Bolinas | Groin |
10:15 am to 11:45 am | 2' to 3', sets to 4' |
High dropping tide | Offshore breeze to no wind |
Bright warm sunny day | Fun session |
The hot weather continued, forecast for today was 70 degrees with sunny conditions. I was ready for some real beach weather and was determined to get out into the water no matter what. Russ and Cazadero Cathy had just exited the water when I arrived. Per Russ the Patch was small, maybe two feet, but the waves had force, the rides were long and he had a good session.
“The waves were waist high,” said Cathy concurring with Russ and marking the wave height with her hand. “What’s that? Three feet?” She too commented on the strength of the waves and the length of the rides.
Earlier I was at Stinson Beach collecting a water sample for Surfrider’s water testing program. Creighton came running from the parking lot heading for the restroom; he had to make a pit stop on his way to work.
“Creighton, you’re here thus Bolinas must be flat.”
“No. I surfed Bolinas. The Channel was small but clean. I got fifteen waves (he counts waves). Not spectacular but fun. Marty just entered the water when I left.” And off he went.
At Stinson, one surfer was in the water far to the south in front of the lifeguard tower. The surf was rough, choppy, blown-out, and crumbly walls that stretched the length of the beach. It looked terrible. The surfer paddled north to position on the shoulder of an approaching wave. He quickly turned around, stroked into the wave, jumped up, cut left, and slapped the nose of his board off the lip of the wave as it broke. He rode the white water as the wave reformed on the inside, turned left into the shore break curl, and again slapped the nose off the lip as the wave broke on the sand.
“That must be Nate (one of the owners of the Proof Lab Surf Shop in Mill Valley),” I said to myself, goofy foot, short boarder, wild maneuvers and extreme cutbacks. The surfer exited the water and ran back to his truck. Yes, it was Nate.
“There’s a pretty good left out there.”
“No thanks. I’m heading to Bolinas to join the rest of the old longboarders.”
I paddled out at the Groin to join Marty, David who rides the Becker board and a couple of others. The waves were small and walled, but with luck we could connect on a good fast left shoulder. Under-laying ground swells stretched across the impact zone and mixed with wind swells. I quickly figured out not to waste my energy on the small waves that had no power and rapidly died. The set waves offered decent rides and as the morning progressed the waves got better. The waves peaked north of the Groin pole and peeled in a continuous direction, sometimes left, sometimes right depending on the direction of the swell. Most of the lefts closed out. But on one I connected with a fast shoulder that dropped me down several yards north of the Groin wall.

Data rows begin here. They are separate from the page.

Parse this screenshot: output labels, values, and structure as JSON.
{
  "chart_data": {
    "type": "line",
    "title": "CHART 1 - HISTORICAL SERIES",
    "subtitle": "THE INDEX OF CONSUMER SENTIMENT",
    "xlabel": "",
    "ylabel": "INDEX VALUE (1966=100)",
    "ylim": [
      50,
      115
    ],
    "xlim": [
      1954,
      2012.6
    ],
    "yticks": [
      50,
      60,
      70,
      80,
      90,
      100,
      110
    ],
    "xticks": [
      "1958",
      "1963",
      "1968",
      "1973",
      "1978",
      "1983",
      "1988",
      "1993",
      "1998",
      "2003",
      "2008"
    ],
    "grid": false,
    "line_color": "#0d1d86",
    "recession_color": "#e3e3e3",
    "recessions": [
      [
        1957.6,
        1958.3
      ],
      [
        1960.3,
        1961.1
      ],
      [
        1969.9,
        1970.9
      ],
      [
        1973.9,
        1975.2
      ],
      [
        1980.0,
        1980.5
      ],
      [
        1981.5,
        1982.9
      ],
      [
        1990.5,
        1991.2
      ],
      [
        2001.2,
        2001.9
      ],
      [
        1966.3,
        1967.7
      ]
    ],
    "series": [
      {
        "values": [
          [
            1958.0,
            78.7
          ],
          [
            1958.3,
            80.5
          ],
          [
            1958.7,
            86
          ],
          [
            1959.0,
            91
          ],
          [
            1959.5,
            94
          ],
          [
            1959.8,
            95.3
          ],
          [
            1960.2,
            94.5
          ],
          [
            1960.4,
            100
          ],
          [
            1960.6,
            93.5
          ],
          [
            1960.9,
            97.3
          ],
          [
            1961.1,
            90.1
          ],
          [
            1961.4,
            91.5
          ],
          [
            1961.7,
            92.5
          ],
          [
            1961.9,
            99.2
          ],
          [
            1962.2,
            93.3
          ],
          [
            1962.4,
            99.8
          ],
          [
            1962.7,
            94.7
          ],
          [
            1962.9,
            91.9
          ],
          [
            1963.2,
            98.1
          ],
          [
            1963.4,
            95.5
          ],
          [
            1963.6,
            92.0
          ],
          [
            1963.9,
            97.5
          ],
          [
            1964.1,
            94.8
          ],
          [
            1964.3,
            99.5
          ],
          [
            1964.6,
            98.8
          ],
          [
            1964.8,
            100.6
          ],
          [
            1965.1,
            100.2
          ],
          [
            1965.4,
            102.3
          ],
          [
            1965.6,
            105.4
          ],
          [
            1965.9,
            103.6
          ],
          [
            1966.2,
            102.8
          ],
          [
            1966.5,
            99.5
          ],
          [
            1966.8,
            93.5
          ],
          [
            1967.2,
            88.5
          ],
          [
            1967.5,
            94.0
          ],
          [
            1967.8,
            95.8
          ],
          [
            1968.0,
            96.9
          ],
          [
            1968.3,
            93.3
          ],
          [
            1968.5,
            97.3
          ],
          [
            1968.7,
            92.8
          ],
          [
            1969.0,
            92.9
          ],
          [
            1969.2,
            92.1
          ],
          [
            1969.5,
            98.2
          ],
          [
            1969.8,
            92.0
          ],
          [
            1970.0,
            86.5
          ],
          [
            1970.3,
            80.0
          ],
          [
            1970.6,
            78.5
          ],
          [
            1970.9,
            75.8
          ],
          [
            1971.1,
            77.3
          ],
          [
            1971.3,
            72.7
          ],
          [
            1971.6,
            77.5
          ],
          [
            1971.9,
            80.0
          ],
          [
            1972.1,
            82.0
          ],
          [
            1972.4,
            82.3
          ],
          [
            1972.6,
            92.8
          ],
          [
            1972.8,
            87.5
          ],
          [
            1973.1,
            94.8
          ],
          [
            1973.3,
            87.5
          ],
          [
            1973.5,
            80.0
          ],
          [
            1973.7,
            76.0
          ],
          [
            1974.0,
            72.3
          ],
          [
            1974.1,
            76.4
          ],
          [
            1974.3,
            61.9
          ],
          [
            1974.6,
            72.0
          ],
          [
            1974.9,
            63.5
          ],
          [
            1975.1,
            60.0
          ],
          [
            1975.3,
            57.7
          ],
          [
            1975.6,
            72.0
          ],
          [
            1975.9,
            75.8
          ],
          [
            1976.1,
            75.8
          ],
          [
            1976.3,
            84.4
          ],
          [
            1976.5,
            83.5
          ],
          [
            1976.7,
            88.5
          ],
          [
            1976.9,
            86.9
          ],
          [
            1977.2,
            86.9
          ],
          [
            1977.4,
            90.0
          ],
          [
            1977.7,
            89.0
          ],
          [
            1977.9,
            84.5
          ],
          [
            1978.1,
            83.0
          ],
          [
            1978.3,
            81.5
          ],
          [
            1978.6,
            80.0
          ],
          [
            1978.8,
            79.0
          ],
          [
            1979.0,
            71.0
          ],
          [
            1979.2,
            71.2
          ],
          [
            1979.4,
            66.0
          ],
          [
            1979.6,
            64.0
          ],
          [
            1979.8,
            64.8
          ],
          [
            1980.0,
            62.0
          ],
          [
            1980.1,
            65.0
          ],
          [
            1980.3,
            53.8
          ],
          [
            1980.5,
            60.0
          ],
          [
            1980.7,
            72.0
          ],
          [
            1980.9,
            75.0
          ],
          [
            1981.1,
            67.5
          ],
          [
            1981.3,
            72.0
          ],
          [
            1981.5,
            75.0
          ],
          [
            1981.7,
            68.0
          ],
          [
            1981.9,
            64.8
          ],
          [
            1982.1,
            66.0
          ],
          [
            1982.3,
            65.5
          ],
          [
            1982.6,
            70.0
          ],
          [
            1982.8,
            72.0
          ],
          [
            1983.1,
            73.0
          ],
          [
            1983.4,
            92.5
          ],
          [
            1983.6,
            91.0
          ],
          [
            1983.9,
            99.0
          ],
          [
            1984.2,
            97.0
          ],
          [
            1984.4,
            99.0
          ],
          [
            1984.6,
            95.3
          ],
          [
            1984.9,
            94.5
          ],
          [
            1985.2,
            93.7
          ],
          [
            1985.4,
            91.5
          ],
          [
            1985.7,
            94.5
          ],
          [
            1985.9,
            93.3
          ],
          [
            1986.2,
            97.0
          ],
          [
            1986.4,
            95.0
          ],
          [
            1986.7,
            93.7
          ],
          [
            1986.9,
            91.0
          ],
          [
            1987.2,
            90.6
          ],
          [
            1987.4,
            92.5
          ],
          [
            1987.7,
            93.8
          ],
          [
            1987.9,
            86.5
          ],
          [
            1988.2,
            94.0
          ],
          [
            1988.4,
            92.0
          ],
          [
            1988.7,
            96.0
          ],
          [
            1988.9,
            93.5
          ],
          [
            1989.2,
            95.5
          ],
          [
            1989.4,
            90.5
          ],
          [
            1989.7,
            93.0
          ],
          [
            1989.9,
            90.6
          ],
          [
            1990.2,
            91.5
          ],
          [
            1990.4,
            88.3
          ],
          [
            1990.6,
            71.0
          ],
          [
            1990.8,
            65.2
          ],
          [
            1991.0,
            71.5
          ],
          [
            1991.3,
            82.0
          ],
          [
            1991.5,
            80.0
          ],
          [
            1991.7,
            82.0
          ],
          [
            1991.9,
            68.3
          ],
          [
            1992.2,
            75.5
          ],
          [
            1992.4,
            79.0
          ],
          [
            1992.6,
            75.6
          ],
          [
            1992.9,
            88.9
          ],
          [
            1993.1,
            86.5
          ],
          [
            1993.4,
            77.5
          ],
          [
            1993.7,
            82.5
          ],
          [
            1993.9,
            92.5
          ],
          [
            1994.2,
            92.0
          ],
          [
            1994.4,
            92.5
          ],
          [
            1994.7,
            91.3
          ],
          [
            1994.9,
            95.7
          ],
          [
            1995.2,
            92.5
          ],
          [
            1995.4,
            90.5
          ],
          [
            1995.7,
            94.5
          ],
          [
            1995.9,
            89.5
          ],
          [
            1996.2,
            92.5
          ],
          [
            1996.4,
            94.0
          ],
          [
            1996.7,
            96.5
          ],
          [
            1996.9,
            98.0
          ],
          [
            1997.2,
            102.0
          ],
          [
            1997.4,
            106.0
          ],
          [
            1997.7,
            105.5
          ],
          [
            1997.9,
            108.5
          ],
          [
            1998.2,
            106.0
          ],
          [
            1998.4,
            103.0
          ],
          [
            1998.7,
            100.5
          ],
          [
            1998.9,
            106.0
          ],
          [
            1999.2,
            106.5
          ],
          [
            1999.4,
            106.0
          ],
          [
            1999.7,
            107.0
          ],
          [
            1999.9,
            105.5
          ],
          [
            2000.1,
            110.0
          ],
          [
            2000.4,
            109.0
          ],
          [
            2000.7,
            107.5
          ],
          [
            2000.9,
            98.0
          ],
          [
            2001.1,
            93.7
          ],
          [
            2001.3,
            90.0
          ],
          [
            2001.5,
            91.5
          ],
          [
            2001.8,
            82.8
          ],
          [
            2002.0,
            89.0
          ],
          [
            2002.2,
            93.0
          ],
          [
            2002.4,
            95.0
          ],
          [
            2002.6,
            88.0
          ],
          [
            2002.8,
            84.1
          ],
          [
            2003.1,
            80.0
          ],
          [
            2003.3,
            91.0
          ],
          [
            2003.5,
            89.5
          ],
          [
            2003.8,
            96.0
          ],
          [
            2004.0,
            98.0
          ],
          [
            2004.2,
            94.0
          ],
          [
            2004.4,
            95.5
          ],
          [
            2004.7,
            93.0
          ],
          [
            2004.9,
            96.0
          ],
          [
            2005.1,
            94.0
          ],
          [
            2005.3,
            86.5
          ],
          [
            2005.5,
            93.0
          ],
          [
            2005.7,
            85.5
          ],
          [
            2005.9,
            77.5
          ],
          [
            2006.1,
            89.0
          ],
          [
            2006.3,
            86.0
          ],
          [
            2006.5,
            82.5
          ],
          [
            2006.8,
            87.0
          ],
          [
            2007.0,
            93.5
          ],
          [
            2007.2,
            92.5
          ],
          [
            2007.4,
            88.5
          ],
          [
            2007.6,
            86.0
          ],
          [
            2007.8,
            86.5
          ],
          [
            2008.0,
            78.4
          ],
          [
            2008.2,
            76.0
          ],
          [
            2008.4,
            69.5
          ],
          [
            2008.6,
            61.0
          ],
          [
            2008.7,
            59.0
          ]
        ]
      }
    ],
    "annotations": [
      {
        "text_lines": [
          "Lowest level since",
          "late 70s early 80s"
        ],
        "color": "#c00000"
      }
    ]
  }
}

On strong high tides often a good right peak forms in front of the Groin pole. We call this peak “MALIBO” rights, because they peel right like the waves at Malibu Point. A four-foot wall approached and I could see that it had a right edge to it. I stroked into it, immediately cut right down the face as it broke in front of me. I hung on and drove under the white water back into the swell. The wave now connected with the Malibo right peak and I cruised down a fast right curl. I cut back, turned right again and cruised on until the wave collapsed in front of me. I had started fifteen yards north of the Groin pole and ended up thirty yards south of it.
From then on I went for the rights and caught several of them. I had to sit outside and wait several minutes for the next set. I’d swear the swell was getting bigger. But after one and a half hours my arms were spent. I missed several waves due to lack of arm strength, thus I knew it was time to go in. With the next wall, I went left and rode the white water to the shore. I was physically exhausted and glowed with the satisfaction of a fun session. Warm weather makes all the difference in the world.
Walking into town to purchase a coffee I ran into Pete the Bolinas local who used to work in the coffee stand. I have heard Pete practicing on his guitar several times. He is an accomplished blues and rock musician. Monday when I passed him on the street, he saw me and started playing Walk Don’t Run, the classic surf tune by the Ventures.
“Pete, I heard you playing Walk Don’t Run the other day, the old Ventures tune. Do you know who wrote it? It wasn’t the Ventures.”
“Dick Dale?”
“Nice try. No, it was Chet Adkins.”
“Chet Adkins! He could play anything. I will have to check that out.”
“This is one of the few music trivia facts that I know. My parents had a Chet Adkins LP that had Walk Don’t Run on it and that was years before the Ventures.”
Boy did I feel good, impressing someone with an obscure music fact. What a great ending to a beautiful morning: warm weather, fun waves and music trivia.